Toast's mental model is best thought of as "many small apps". Compared to other approaches that are a monolithic JS bundles that need to be split, Toast JavaScript is naturally split by default due to the nature of ESModules. This leads to an interesting mental model where we can individually build a single HTML file from a single piece of data or code change without needing to create "choke points" like wrapping everything up in a single giant bundle.
Toast is roughly split into the following phases, which are representated by corresponding CLI commands.
- Shake
- Bake
These are not the final names of these phases. I needed something to name them that wouldn't convey any information other than: first you shake, then you bake. Shake and Bake.
toast shake
is a command that triggers the fetching of remote data. This is
where sources for Sector, Airtable, wherever, are triggered. Fetching data
should be side-effect free (no writing to the filesystem, etc). This is because
it is easier to parallelize and queue pure operations (more on pipelines in the
Pipelines RFC doc).
toast bake
takes the data fetched by Shake and handles creating page-specific
JS entries, page data JSON files, and rendering out HTML files.
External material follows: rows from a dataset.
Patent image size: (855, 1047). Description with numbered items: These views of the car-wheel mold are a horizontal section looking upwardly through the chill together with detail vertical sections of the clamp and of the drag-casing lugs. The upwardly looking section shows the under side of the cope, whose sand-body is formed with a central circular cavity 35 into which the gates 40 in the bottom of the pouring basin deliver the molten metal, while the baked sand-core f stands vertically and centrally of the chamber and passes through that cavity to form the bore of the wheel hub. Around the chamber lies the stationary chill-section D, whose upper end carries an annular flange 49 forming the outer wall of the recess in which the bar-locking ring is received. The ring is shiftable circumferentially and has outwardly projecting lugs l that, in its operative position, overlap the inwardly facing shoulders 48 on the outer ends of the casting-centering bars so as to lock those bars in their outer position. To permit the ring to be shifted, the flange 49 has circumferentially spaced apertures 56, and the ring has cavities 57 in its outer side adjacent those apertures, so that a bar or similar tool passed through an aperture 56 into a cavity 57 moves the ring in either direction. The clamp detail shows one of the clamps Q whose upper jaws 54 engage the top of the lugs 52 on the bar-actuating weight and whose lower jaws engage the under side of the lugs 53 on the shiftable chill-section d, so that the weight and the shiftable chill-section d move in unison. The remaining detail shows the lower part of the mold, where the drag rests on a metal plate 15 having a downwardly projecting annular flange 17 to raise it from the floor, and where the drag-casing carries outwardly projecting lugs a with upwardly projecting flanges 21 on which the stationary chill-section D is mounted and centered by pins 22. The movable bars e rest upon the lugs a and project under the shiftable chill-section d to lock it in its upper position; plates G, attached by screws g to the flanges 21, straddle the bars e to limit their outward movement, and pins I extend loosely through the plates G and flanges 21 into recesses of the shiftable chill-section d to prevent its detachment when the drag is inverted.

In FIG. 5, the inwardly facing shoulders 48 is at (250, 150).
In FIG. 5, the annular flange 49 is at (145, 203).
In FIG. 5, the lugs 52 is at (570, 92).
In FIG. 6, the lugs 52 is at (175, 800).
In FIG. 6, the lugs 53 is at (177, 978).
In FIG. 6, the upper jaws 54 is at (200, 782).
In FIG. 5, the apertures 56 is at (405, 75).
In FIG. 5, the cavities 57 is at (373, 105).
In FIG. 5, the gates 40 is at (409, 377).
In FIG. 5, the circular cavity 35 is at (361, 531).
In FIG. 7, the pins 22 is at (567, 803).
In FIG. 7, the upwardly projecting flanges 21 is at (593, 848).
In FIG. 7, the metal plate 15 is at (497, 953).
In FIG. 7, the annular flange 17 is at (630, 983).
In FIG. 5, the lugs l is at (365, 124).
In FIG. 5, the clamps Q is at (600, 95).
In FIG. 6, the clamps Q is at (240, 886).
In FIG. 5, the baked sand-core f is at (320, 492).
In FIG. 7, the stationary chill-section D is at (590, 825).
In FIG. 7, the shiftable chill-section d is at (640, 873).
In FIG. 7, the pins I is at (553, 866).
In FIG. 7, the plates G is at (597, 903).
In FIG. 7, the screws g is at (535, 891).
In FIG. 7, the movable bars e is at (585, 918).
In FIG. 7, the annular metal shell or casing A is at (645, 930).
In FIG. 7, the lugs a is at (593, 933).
Bake runs a
process that uses preact currently, but there is no reason that we have to make
everyone use preact in the future.
Toast can be used with or without a client-side JS "bundle" on any given page. Without any additional JS, you're serving an HTML page and the performance is based on the size and resources embedded and linked to from that page. The performance profile of a Toast site's client-side JS is determined mainly by the depth of the import tree. This is notably different than the performance profile of bundled applications, which focus a lot more of the size of the total bundle.
Since the depth of the import tree is important, a user can use link rel=preload to chop the import tree depth at a specific point in the tree, reducing the impact of many serial imports.